Local manufacturers appeal for subsidies, incentives amid Mideast truce
The country’s umbrella group of manufacturers and producers is urging the government to provide more support to businesses through subsidies and incentives, as higher operating costs threaten millions of livelihoods.
In a statement, the Federation of Philippine Industries (FPI) said the government should take advantage of the short-term relief brought by the conditional ceasefire in the Middle East to usher in long-term gains aimed at reinforcing the country’s competitiveness.
“At the end of the day, even if the ceasefire holds, this is not yet a return to normal. It is, however, a critical window to accelerate reforms and build resilience across energy, supply chains, and domestic industry,” FPI chairperson Elizabeth Lee said in a statement.
FPI is pushing for a time-bound, rules-based price-smoothing mechanism to ease the operating costs incurred by local industries due to rising fuel and logistics costs.
The government is urged to implement support mechanisms to ease the financial burden on affected sectors, particularly micro, small, and medium enterprises (MSMEs) and energy-intensive industries such as manufacturing.
These measures may include wage subsidies, retention incentives, and targeted relief for transport- and logistics-dependent companies, FPI said.
“Targeted, time-bound support is a pragmatic investment in productive economic activity. By protecting jobs and sustaining purchasing power, we ensure stability for businesses and continuity for communities,” said Lee.
Lee is also recommending the adjustment of the effective 12-percent value-added tax (VAT), or tax base, against a reference price to temper tax-induced price spikes while maintaining a predictable revenue stream.
Further, she wants the government to double down on its “buy local” strategy to safeguard the country against disruptions in global supply chains.
“By prioritizing domestic inputs and supply chains, the Philippines can reduce import dependence, stabilize production costs, and create more predictable sourcing conditions for manufacturers,” said Lee.
As rising fuel prices put pressure on the country’s public transportation, she said the government should also focus on accelerating its transition from fuel-based to a fully electric system.
Lee said the government may opt for a hybrid gross cost contracting program, under which it would support the acquisition of electric vehicles (EVs) through subsidies, concessional financing, or pooled procurement.
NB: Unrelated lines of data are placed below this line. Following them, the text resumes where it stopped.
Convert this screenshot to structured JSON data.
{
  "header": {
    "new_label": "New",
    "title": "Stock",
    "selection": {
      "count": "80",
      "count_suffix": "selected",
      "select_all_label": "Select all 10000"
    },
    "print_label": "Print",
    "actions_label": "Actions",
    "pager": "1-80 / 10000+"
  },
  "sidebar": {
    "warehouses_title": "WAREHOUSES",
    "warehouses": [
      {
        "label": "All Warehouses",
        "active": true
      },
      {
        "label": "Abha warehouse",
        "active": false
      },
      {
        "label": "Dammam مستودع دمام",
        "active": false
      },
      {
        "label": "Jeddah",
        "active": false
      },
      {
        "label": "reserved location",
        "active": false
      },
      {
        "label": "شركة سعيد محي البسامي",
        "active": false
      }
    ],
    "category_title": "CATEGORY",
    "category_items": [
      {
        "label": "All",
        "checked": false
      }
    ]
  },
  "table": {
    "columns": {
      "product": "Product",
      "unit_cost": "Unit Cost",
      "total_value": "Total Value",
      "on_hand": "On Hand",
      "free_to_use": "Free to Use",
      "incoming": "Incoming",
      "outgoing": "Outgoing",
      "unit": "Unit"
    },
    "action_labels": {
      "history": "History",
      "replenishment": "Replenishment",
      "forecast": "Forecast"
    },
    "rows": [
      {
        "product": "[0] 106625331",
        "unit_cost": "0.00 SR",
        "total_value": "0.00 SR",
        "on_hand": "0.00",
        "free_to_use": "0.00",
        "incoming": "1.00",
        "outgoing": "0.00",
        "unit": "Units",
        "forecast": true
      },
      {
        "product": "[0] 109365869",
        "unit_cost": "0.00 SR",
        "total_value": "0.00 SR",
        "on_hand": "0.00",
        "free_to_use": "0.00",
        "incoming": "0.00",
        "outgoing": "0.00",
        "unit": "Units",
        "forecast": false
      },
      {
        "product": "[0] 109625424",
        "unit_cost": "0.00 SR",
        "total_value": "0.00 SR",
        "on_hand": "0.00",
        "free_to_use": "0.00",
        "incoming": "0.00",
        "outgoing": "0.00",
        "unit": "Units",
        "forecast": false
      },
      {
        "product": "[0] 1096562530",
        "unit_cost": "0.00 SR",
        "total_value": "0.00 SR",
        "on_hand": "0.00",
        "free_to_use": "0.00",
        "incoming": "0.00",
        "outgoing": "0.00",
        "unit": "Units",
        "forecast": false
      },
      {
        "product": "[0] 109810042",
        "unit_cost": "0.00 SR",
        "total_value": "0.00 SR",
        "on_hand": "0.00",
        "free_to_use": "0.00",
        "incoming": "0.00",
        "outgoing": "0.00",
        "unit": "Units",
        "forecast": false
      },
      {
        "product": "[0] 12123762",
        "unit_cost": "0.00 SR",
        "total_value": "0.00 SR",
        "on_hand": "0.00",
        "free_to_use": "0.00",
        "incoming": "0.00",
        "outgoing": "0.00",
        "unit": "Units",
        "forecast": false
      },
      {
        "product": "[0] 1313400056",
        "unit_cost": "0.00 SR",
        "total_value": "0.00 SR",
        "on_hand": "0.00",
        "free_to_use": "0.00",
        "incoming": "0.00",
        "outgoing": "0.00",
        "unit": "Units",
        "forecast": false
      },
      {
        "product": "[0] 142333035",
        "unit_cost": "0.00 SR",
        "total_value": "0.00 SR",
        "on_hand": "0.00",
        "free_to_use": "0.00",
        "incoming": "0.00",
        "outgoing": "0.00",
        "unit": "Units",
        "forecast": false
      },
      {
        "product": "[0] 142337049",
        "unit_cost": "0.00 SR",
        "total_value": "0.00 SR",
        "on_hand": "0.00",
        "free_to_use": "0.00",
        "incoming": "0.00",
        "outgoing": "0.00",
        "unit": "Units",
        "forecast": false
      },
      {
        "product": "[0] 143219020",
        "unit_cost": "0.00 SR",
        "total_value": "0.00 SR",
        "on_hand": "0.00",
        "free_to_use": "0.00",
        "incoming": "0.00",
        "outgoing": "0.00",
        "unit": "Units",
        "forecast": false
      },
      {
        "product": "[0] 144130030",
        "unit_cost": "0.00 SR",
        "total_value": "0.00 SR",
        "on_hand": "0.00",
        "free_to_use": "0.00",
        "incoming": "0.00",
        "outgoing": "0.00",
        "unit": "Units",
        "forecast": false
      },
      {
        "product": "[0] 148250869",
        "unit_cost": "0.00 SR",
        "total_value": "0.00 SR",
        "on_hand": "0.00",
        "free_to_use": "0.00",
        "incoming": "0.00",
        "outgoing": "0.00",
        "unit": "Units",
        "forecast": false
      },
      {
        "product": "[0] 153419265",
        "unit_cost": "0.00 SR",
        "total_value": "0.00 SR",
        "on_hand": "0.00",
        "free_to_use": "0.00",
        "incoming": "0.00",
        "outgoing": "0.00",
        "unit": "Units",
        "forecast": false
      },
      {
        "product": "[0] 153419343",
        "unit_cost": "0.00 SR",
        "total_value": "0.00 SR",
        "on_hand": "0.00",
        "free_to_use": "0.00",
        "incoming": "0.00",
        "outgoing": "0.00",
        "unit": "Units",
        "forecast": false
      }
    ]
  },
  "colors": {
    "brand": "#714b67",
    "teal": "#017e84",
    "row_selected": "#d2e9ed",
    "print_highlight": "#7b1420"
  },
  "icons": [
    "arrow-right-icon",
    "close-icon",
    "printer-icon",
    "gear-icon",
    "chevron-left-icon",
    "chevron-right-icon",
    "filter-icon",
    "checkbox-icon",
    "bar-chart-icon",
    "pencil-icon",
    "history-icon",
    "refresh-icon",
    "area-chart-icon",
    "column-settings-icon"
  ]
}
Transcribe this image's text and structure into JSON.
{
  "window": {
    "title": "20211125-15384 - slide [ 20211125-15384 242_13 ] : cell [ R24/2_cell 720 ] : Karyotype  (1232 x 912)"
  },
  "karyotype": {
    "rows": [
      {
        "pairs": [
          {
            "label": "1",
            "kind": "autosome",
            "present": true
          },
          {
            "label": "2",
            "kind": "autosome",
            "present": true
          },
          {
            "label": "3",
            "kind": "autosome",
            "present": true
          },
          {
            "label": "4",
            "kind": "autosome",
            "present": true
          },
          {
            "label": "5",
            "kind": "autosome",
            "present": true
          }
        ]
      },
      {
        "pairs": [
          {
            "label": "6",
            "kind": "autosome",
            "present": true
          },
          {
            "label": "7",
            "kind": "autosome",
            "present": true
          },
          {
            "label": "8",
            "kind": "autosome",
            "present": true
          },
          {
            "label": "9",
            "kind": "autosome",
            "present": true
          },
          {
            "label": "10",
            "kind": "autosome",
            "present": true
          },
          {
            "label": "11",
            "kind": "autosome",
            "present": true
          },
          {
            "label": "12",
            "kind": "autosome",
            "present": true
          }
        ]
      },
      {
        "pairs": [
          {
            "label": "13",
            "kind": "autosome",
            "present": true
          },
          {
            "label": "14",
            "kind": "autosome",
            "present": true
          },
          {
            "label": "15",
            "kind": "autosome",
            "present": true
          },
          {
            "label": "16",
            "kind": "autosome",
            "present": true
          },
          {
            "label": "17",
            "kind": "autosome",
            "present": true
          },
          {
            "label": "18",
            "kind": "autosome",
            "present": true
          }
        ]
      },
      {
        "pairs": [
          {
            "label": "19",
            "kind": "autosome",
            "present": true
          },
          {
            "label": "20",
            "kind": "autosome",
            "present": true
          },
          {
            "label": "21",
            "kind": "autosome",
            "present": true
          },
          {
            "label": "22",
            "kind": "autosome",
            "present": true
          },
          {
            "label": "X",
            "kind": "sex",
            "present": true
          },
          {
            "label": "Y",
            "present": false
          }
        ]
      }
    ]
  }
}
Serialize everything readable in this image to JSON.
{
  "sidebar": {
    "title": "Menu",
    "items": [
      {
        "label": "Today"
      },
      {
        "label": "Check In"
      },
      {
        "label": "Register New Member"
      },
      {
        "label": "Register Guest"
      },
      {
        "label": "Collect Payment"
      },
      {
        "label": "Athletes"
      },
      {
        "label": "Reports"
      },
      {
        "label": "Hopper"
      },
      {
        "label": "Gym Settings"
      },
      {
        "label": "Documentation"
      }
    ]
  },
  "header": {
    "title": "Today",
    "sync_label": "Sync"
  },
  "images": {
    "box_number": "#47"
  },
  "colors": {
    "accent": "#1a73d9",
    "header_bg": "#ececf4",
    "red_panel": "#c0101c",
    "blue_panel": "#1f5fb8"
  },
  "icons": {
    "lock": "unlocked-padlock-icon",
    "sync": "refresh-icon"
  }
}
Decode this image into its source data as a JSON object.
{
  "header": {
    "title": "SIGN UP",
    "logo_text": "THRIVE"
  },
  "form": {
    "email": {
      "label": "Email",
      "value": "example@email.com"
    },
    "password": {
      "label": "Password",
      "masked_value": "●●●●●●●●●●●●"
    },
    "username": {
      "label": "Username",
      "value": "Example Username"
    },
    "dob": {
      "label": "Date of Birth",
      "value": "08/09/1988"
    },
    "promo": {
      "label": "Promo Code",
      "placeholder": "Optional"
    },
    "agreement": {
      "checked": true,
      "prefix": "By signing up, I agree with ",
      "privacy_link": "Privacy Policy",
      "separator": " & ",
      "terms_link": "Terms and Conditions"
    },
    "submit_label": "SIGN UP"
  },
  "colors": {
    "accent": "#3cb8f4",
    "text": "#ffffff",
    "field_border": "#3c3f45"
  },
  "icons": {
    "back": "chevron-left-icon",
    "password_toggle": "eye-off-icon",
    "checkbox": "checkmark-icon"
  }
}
Under this model, ownership remains with cooperatives or private operators.
Lee said a similar program could be adopted to expedite the country’s shift to solar energy and minimize upfront costs for households and businesses.
The Philippine Exporters Confederation Inc. (Philexport) said in a separate statement that the government should also work to cushion the impact of surging fuel prices on the country’s exporters.
In addition to targeted support measures, Philexport president Sergio Ortiz-Luis Jr. said the government should strengthen engagement with international partners to ensure the continued flow of trade, alongside more robust monitoring of fuel price movements.
As the truce between Iran and the United States (US) continues to falter with each new development, the Philippine Chamber of Commerce and Industry (PCCI) said the government should use this time to secure critical shipments of oil and fertilizers to ensure sufficient supply for the country.
“The two-week opening of the Strait [of Hormuz] is an opportunity for the Philippines to secure vital imports. We need to buffer stock for any possible disruptions,” said PCCI president Ferdinand Ferrer.
The conditional ceasefire in the Middle East involves the opening of the Strait of Hormuz, the narrow waterway through which most of the Philippines’ oil supply passes.